News this week about the New York State Film and Television Tax Credit program, which is currently in a kind of limbo now that the funding allocated for it by the State has unexpectedly run out just ten months in a multi-year program. First, there was an article in the New York Post by Tom Topousis that reported that Governor Patterson’s office has indicated that it will seek additional funding for the program. The article included these two intriguing paragraphs:

Marissa Lago, president of the Empire State Development Corp., told a breakfast meeting of the Association for a Better New York that she’s been meeting with industry leaders to help figure out a new way to structure the incentives.

But Lago would not be specific about the amount of funding, or what types of film and TV production it might cover.

This is the first news reporting I’ve read that the terms of the tax credit may be revised as part of any additional funding.

Then, late last night an article by Sam Thielman appeared in Variety that offered more details. From the piece:

Empire State Development execs are hoping to salvage New York’s depleted Empire State Film Production Tax Credit program by floating a number of options, including scaling back dollar value of the incentives offered to bring film and TV productions to the state.

Empire State Development prexy Marisa Lago pitched a stripped-down version of New York’s depleted Empire State Film Production Tax Credit program to the business org Assn. for a Better New York at a breakfast meeting on Thursday at the New York Hilton.

The program, which is said to be “suffering from its own success,” would be reduced from a 30% below-the-line tax break to a 20% break, and it would cap refunds at $100 million a year, Lago suggested. The revised version would also be evenly distributed between TV, feature, and indie film productions.

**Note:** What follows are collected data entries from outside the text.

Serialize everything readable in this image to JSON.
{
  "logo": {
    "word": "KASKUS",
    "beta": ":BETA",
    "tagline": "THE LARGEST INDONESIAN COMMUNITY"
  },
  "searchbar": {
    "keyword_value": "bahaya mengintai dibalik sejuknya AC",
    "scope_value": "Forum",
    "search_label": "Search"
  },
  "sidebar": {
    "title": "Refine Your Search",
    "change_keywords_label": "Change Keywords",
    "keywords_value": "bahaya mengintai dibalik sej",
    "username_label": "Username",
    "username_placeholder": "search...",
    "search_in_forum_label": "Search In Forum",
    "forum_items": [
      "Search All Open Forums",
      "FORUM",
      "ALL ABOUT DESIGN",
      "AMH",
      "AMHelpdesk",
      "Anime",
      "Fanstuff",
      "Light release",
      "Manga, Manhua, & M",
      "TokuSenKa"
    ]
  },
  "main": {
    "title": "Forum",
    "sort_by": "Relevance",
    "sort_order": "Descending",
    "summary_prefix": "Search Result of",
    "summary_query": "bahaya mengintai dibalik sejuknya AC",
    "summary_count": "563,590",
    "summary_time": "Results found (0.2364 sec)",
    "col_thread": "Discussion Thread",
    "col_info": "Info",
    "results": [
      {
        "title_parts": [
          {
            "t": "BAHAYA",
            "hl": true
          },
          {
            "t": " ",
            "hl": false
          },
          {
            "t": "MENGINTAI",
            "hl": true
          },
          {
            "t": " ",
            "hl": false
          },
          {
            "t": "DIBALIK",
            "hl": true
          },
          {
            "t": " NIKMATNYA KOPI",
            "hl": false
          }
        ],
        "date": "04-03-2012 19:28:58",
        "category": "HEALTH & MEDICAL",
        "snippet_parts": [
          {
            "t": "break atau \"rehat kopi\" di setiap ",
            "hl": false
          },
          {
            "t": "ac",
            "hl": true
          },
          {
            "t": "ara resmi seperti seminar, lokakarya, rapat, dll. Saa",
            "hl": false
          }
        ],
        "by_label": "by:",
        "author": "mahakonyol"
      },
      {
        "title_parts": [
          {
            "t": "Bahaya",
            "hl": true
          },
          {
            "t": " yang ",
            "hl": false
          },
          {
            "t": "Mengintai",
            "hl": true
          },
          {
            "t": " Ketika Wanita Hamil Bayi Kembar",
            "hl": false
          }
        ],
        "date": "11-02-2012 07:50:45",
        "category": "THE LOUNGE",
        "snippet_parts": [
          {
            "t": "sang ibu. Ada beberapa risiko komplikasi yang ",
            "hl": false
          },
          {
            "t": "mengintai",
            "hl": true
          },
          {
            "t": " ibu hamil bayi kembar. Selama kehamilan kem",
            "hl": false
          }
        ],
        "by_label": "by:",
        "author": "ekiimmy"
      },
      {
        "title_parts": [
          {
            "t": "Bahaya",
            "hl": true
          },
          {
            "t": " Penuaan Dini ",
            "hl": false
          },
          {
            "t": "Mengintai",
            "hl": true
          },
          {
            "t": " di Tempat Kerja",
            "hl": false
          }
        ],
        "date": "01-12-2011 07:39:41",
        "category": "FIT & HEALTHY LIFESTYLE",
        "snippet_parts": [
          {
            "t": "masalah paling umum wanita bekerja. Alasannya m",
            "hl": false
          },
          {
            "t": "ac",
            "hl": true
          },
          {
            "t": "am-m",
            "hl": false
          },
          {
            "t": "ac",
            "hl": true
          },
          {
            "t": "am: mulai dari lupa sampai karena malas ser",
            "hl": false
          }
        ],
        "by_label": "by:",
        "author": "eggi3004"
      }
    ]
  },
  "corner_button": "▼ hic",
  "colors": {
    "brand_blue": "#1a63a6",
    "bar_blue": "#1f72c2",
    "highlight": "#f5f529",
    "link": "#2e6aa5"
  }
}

The article goes on to note that N.Y. State AFL-CIO president will be heading a press conference at Kaufman/Astoria studios on the set of Life on Mars urging the Governor to continue the credit program.

If the credit is capped, in order for indies, whose financing often comes together at the last minute, to continue taking advantage of it, there will need to be some kind of “even distribution” to make sure that TV production doesn’t suck up all the allocated funds.

The article also notes one competitive shot across New York’s bow that might inspire legislators to move quickly:

The clock is ticking on the New York incentive’s ability to retain and attract TV shows, pilots, and films. Calfornia’s just-approved 20% tax incentive will take effect in July, and that program offers a 5% sweetener to attract runaways from other states.